Three kinds of memory
- Facts — "Our standard NDA term is 3 years mutual." "Team email for procurement is ops-procurement@acme.com." Recalled verbatim.
- Preferences — "Always produce decks in 16:9 with our brand palette." "Default report format is markdown, not PDF." Applied automatically.
- Playbooks — multi-step routines the agent has run before successfully and will reuse next time. Named, versioned, editable.
“The first time you use Spawn, it's fast but generic. By the tenth time, it should know your team.
Forking and sharing
Memory lives at three scopes: individual, team, and workspace. When you add a teammate, their agents inherit the workspace memory automatically. When you fork an agent to a new project, you choose which memories carry over — keep the commercial preferences, drop the project-specific facts.
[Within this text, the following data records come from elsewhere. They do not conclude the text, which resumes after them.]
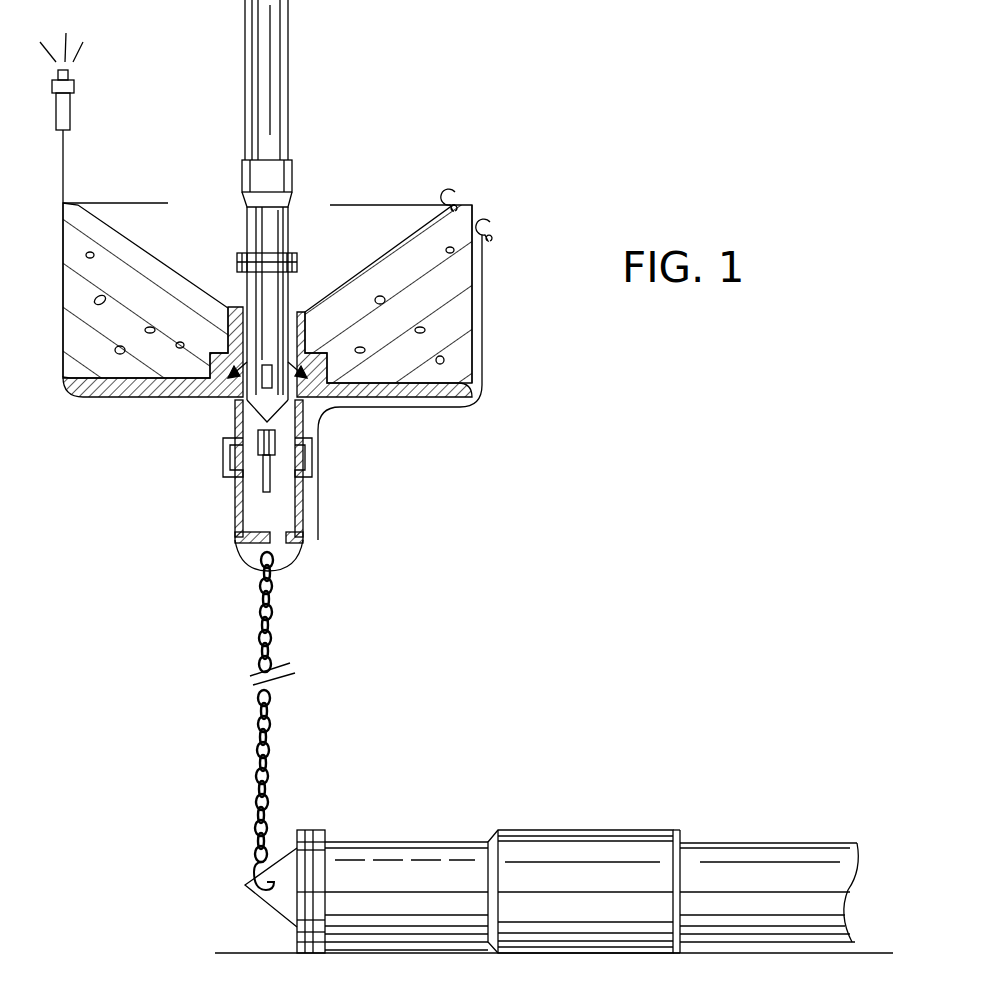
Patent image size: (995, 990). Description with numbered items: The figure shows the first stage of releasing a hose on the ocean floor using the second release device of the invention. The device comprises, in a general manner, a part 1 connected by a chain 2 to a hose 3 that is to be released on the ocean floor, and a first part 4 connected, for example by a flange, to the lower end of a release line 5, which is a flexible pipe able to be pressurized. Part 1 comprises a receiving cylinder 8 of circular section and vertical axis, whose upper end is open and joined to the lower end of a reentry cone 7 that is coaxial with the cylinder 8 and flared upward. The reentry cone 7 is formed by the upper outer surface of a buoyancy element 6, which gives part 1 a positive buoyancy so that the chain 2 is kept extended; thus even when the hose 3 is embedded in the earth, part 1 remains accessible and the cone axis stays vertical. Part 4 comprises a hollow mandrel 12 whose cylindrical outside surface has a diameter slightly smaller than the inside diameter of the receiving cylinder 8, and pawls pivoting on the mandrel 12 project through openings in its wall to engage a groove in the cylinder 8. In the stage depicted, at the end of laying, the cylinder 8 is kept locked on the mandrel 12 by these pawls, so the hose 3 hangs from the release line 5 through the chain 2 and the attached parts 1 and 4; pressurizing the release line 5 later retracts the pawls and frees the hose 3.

The part 1 is at (186, 422).
The chain 2 is at (275, 720).
The hose 3 is at (760, 865).
The first part 4 is at (311, 247).
The release line 5 is at (289, 38).
The buoyancy element 6 is at (128, 398).
The reentry cone 7 is at (133, 242).
The receiving cylinder 8 is at (248, 513).
The hollow mandrel 12 is at (260, 297).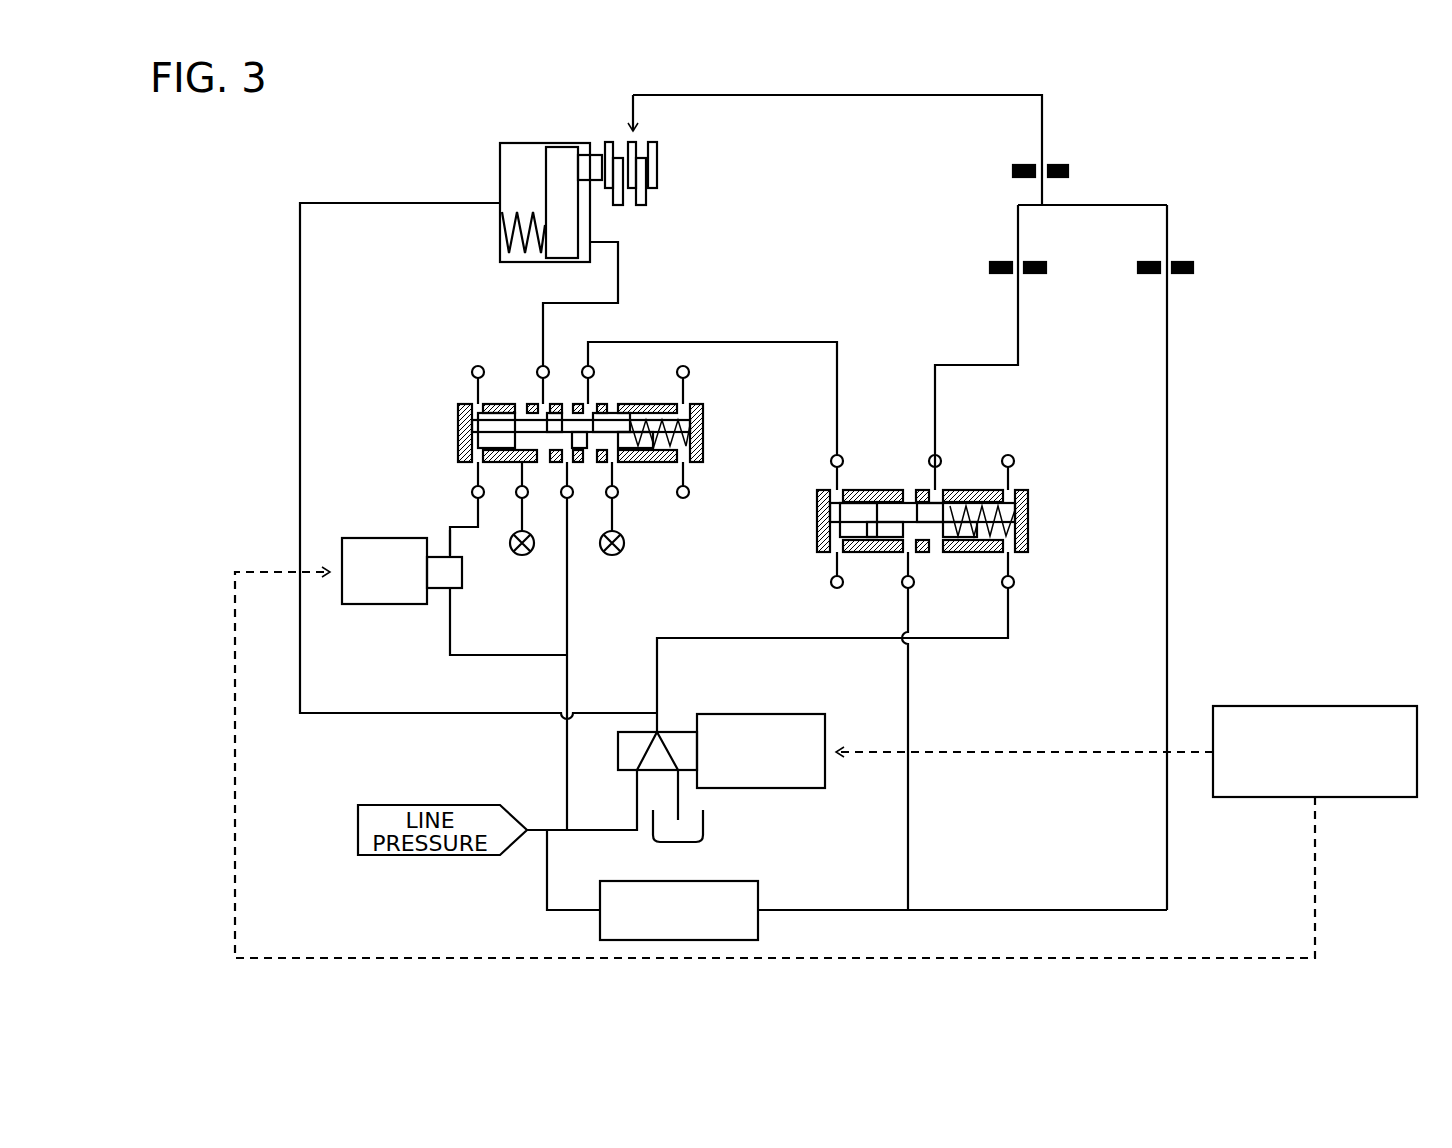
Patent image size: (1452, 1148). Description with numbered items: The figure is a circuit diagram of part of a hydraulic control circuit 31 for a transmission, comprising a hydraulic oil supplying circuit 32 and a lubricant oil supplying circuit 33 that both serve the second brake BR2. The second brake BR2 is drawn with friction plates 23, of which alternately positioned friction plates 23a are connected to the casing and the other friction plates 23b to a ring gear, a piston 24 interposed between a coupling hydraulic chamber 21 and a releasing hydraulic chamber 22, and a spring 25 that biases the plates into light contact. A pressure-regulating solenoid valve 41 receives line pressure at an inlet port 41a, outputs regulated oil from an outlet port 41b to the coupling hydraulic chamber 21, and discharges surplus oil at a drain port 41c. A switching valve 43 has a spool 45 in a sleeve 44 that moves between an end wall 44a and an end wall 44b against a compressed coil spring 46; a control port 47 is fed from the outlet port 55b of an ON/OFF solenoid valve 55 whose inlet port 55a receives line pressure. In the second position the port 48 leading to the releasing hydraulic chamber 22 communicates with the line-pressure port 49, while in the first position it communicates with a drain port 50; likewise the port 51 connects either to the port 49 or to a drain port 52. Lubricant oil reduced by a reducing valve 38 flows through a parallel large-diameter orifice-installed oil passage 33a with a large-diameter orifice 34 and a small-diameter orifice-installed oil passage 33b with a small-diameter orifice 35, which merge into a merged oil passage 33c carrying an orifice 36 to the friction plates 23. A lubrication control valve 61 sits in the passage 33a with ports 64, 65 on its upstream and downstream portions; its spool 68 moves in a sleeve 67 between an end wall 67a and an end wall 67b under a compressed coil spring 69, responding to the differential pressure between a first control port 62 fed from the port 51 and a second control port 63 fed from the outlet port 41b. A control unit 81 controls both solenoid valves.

The hydraulic control circuit 31 is at (366, 120).
The hydraulic oil supplying circuit 32 is at (318, 184).
The second brake BR2 is at (596, 187).
The coupling hydraulic chamber 21 is at (520, 155).
The releasing hydraulic chamber 22 is at (587, 253).
The friction plates 23 is at (683, 153).
The friction plates 23a is at (655, 142).
The friction plates 23b is at (640, 207).
The piston 24 is at (558, 170).
The spring 25 is at (517, 252).
The lubricant oil supplying circuit 33 is at (1096, 496).
The large-diameter orifice-installed oil passage 33a is at (1020, 320).
The small-diameter orifice-installed oil passage 33b is at (1168, 320).
The merged oil passage 33c is at (822, 95).
The large-diameter orifice 34 is at (1000, 262).
The small-diameter orifice 35 is at (1185, 262).
The orifice 36 is at (1022, 165).
The reducing valve 38 is at (760, 894).
The pressure-regulating solenoid valve 41 is at (676, 756).
The inlet port 41a is at (637, 770).
The outlet port 41b is at (660, 732).
The drain port 41c is at (680, 772).
The switching valve 43 is at (574, 581).
The sleeve 44 is at (645, 404).
The end wall 44a is at (458, 428).
The end wall 44b is at (704, 450).
The spool 45 is at (503, 410).
The compressed coil spring 46 is at (705, 425).
The control port 47 is at (472, 492).
The port 48 is at (548, 368).
The port 49 is at (570, 500).
The drain port 50 is at (524, 497).
The port 51 is at (595, 372).
The drain port 52 is at (618, 497).
The ON/OFF solenoid valve 55 is at (446, 561).
The inlet port 55a is at (455, 597).
The outlet port 55b is at (455, 548).
The lubrication control valve 61 is at (888, 641).
The first control port 62 is at (832, 455).
The second control port 63 is at (1012, 588).
The port 64 is at (912, 588).
The port 65 is at (940, 460).
The sleeve 67 is at (877, 490).
The end wall 67a is at (820, 528).
The end wall 67b is at (1030, 540).
The spool 68 is at (880, 555).
The compressed coil spring 69 is at (1030, 505).
The control unit 81 is at (1362, 706).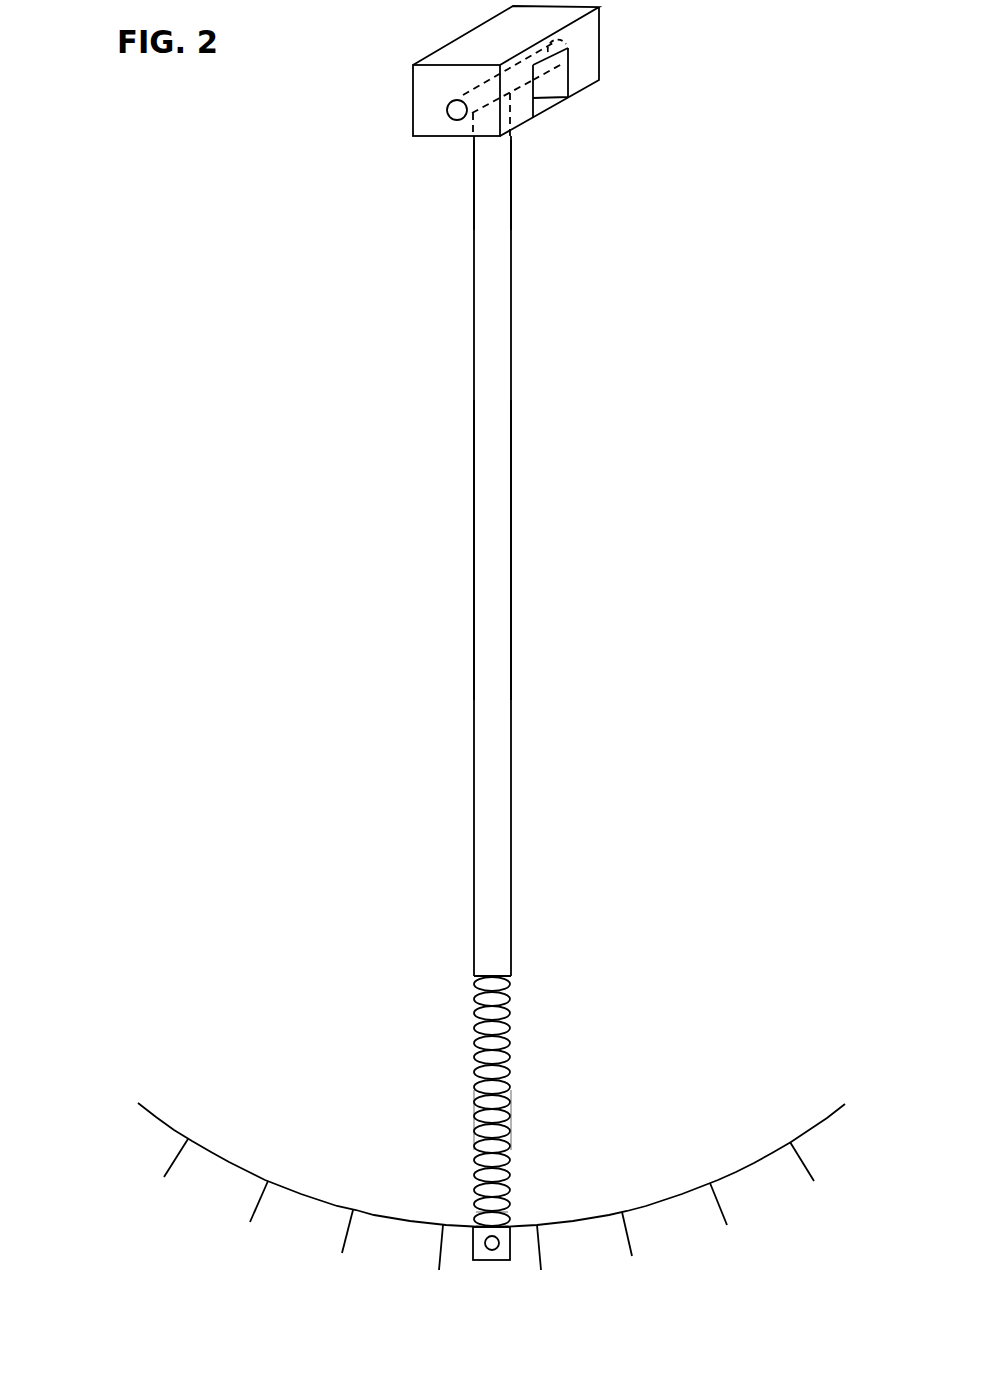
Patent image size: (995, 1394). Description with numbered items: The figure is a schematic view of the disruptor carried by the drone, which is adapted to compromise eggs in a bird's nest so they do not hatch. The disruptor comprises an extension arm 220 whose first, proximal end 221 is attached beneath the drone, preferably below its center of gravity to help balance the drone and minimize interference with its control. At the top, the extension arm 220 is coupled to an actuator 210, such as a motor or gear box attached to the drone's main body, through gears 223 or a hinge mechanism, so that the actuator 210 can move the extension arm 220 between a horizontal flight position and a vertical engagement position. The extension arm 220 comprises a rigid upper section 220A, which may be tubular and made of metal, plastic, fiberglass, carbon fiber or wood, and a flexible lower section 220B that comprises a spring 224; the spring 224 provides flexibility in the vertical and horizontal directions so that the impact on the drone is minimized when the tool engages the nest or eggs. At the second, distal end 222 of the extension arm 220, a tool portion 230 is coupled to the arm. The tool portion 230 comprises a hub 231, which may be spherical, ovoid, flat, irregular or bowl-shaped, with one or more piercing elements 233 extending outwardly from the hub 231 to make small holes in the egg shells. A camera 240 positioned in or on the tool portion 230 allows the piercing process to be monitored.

We think of it the way people think of institutional knowledge: some things are yours, some things are the team's, some things are the company's.
Why this compounds
A traditional SaaS product hits a ceiling at onboarding. Once your team is trained and the templates are configured, there's no more leverage. An agent with memory has the opposite dynamic — every session makes the next one better. The longer you use Spawn, the less setup each new task requires, and the more the agent handles without prompting.
This is the quiet lever behind agent-first software. Configuration used to be a one-time cost. Now it's a continuous return.